Ever wondered if it mattered what order your data was in inside an ETL load?
I hadn’t really considered it until this morning. I have already considered and used the technique of dropping indexes during ETL and then creating them afterwords. But this was new.
I had a load that took 50 seconds. It had a clustered index as well as a unique index that was used to enforce a primary key. The ETL load came in in no order.
The first thing I tried was to order the ETL in ascending order – which is the same as the order of the clustered index – to see if it mattered. I suspected it would and it did. the time went from 50 s. to 33 s. This was good - nearly half the time just by ordering the data. I wondered if ordering the data backwards from the clustered index would help or hurt, and to my surprise, it helped and lowered the time further to 28 s.

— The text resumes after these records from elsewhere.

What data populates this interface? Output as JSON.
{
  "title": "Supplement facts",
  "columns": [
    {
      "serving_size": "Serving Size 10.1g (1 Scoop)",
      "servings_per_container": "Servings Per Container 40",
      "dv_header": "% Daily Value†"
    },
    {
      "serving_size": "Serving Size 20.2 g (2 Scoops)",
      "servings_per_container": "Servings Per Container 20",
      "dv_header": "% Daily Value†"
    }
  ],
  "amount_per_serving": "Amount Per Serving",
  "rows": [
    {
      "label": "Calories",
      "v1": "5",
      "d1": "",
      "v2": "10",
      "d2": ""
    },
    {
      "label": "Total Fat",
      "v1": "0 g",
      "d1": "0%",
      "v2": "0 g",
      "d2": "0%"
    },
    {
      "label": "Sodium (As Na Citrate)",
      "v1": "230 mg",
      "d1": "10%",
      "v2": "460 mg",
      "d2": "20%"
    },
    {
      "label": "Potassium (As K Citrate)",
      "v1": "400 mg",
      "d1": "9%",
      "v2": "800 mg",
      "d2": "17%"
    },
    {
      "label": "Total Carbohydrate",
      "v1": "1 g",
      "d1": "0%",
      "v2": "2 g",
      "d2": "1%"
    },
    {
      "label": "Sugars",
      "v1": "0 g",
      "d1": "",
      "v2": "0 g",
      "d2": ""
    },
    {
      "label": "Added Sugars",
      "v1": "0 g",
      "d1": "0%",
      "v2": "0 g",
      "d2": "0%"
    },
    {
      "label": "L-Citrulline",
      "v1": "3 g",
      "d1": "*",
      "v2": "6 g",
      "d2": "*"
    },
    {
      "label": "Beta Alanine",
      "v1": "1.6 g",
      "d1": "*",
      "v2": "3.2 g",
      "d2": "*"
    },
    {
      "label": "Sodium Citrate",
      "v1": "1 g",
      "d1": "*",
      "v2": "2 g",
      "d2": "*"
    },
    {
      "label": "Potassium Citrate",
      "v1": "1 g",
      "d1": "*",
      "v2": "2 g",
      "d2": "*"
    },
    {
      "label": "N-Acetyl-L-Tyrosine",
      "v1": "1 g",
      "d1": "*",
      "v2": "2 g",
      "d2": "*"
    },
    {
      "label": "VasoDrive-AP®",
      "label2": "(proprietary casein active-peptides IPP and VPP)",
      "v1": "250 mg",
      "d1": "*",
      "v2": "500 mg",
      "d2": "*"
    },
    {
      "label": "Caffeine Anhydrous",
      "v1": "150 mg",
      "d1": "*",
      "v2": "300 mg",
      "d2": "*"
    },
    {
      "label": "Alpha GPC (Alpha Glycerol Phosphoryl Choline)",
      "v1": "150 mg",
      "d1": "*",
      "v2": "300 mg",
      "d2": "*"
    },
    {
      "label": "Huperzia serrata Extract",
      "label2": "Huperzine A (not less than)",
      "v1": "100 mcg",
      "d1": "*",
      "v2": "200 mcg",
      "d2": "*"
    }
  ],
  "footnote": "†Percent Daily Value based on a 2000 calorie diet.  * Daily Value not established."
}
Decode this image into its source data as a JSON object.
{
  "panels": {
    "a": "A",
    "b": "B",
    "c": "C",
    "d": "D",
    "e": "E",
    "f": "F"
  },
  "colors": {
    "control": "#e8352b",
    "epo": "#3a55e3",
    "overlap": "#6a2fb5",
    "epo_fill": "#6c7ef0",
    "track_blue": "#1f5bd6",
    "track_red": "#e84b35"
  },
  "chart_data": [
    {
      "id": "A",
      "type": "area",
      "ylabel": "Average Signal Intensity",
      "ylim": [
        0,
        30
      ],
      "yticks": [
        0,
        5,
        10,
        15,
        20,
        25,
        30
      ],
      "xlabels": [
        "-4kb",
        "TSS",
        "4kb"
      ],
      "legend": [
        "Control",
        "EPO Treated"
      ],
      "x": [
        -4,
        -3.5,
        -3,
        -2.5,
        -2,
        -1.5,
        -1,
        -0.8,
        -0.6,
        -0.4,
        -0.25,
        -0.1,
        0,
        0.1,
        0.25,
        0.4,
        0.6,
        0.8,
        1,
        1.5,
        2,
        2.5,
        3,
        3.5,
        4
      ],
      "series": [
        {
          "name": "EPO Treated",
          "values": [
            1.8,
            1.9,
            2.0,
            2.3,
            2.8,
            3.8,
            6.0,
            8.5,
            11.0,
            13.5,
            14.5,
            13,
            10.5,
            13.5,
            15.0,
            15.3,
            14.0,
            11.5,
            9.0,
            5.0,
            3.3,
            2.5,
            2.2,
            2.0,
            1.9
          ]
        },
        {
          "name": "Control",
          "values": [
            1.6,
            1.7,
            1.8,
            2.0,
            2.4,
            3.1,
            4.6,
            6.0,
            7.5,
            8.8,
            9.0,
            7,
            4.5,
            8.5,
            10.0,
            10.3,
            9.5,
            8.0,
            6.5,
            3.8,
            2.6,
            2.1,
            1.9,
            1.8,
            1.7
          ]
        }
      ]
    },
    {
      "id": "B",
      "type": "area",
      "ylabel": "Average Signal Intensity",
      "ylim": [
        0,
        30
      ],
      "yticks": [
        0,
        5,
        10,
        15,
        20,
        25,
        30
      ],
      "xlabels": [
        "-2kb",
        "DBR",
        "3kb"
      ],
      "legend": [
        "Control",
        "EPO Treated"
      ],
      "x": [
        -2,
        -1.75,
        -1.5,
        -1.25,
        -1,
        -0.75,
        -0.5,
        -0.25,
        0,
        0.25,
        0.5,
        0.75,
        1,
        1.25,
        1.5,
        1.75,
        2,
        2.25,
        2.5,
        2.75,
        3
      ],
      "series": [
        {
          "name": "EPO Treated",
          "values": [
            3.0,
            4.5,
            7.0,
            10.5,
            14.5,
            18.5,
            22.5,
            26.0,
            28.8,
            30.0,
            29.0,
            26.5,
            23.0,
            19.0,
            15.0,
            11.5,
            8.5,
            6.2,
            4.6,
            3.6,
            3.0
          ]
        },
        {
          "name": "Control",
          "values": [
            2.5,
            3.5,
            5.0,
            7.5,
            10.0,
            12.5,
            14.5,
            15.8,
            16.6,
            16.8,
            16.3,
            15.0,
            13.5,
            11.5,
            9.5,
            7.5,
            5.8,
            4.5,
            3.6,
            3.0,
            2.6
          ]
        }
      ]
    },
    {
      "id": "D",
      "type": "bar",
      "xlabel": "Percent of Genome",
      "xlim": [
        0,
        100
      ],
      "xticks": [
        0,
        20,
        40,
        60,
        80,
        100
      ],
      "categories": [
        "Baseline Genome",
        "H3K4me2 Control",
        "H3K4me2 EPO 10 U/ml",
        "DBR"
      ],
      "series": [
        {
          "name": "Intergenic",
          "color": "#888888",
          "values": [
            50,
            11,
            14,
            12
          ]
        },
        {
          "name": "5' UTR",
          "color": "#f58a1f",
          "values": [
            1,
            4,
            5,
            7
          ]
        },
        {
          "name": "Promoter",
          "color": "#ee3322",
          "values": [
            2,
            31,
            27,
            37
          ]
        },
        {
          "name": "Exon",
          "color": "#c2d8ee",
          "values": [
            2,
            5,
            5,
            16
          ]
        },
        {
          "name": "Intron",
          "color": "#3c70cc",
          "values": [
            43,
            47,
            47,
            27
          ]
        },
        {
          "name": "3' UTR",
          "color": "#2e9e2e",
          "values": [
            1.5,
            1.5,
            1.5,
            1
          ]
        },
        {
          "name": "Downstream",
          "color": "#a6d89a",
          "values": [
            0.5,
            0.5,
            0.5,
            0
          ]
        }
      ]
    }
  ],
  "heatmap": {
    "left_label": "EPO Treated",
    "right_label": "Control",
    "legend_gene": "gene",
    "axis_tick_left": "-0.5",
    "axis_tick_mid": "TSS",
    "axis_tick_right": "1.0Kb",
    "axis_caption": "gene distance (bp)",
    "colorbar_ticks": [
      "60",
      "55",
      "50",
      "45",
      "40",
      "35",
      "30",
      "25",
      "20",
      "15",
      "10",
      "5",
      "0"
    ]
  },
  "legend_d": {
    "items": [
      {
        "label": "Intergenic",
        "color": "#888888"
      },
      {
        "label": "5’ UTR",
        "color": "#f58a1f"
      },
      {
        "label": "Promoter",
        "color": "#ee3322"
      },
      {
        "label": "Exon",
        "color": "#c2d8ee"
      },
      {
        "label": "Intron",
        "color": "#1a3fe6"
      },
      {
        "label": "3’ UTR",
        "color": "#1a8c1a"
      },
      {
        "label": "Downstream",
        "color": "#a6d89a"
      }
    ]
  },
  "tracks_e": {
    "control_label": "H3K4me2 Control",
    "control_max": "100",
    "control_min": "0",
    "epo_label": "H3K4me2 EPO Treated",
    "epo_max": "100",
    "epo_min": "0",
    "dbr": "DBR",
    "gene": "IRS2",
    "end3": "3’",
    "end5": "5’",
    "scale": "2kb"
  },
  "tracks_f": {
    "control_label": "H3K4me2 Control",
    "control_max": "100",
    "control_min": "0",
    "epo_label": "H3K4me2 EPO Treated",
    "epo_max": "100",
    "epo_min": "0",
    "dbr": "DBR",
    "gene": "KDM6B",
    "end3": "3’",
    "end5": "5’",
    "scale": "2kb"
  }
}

Now I wondered how much lower I could go by dropping the indexes before ETL and the rebuilding them afterwords.
I re-ran the non-ordered ETL using the drop and rebuild method and got 28 s. So if all I had done was just drop and rebuild indexes, I would have gone from 50 to 28 s. Not bad. But when I ordered the load descending it dropped even further to 14 s. The last test of course was the order it back to ascending and see which ordering worked best for the drop and rebuild method. It turned out that ordering ascending worked better and dropped the time down to 13 s.
This was a surprise to me. With the indexes built, the opposite order to the clustered index was better. When you drop and reload, the same order was better. I think the moral of the story isn’t specifically whether ascending or descending is better – I suppose it could be different in other cases. Mostly just remember that the order can really matter and when you are trying to squeeze every ounce of performance out of ETL, check out the order of your ETL.
Anyone on the SQL CAT team want to comment on why backwards works better when indexes are left intact?